Question

Find the value of the following:
i) $({3^0} + {4^{ - 1}}) \times {2^2}$
ii) $({2^{ - 1}} \times {4^{ - 1}}) \div {2^{ - 2}}$
iii) ${\left( {\dfrac{1}{2}} \right)^{ - 2}} + {\left( {\dfrac{1}{3}} \right)^{ - 2}} + {\left( {\dfrac{1}{4}} \right)^{ - 2}}$
iv) ${\left( {{3^{ - 1}} + {4^{ - 1}} + {5^{ - 1}}} \right)^0}$
v) ${\left( {{{\left( {\dfrac{{ - 2}}{3}} \right)}^{ - 2}}} \right)^2}$

Answer 1

Hint: Use the relation ${A^{ - x}} = \dfrac{1}{{{A^x}}}$ to convert the inverse terms into fractions. Use the BODMAS rule to prioritize the order of operations, where B-Brackets, O-Order, D-Division, M-Multiplication, A-Addition and S-Subtraction.
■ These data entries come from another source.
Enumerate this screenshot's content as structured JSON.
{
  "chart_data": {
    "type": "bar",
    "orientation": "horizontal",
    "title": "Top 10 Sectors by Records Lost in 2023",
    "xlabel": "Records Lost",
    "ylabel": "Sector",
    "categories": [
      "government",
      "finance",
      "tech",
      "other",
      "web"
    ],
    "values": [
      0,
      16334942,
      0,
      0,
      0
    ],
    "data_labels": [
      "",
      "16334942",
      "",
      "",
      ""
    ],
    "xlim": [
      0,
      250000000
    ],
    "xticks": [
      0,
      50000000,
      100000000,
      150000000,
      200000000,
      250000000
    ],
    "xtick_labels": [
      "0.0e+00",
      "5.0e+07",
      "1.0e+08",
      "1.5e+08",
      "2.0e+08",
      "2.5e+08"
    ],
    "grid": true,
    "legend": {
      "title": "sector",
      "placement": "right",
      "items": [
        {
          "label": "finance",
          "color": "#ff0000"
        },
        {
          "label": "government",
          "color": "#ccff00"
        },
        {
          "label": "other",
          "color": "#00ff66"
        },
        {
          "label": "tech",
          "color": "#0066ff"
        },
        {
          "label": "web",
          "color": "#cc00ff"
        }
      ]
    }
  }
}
Complete step-by-step solution:
i) Given to us $({3^0} + {4^{ - 1}}) \times {2^2}$. We use the BODMAS rule to solve this expression.
So, according to the BODMAS rule, expressions inside the brackets should be solved first.
We know that any number/expression to the power is equal to $1$ and we can also write ${4^{ - 1}}$ as $\dfrac{1}{4}$
Now, the expression becomes $\left( {1 + \dfrac{1}{4}} \right) \times {2^2}$ . By solving this, we get $\left( {\dfrac{{4 + 1}}{4}} \right) \times 4 = \left( {\dfrac{5}{4}} \right) \times 4$
So the value of the given expression is $5$
ii) We have to solve $({2^{ - 1}} \times {4^{ - 1}}) \div {2^{ - 2}}$ . Firstly, we will convert the inverse values into fraction so the expression becomes $\left( {\dfrac{1}{2} \times \dfrac{1}{4}} \right) \div \dfrac{1}{{{2^2}}}$
Now, we solve the expression inside the brackets so that the expression becomes $\left( {\dfrac{1}{8}} \right) \div \dfrac{1}{{{2^2}}}$
Now this expression can be written as $\dfrac{{\left( {\dfrac{1}{8}} \right)}}{{\left( {\dfrac{1}{4}} \right)}}$ , by solving this we get the value $\dfrac{1}{2}$
Therefore, the value of the given expression is $\dfrac{1}{2}$
iii) To solve this, we have to remove the brackets first. We know that ${A^{ - x}} = \dfrac{1}{{{A^x}}}$ is also true vice verse so the given expression now becomes ${2^2} + {3^2} + {4^2}$
By solving, we get $4 + 9 + 16 = 29$
Hence the value of the given expression is $29$
iv) We already know that any number/expression to the power zero would be one. Therefore the value of the given expression is $1$
v) In the given expression ${\left( {{{\left( {\dfrac{{ - 2}}{3}} \right)}^{ - 2}}} \right)^2}$we have to remove the inverse first so we can write this expression as ${\left( {{{\left( {\dfrac{{ - 3}}{2}} \right)}^2}} \right)^2}$
By solving, we get ${\left( {\dfrac{9}{4}} \right)^2}$
Therefore, the value of the given expression is $\dfrac{{81}}{{16}}$

Note: One might mistake the value of any expression or number to the power zero would be zero, but the value is $1$ and not zero. Note that the BODMAS rule applies for every type of equation/expression and they should only be solved satisfying these rules.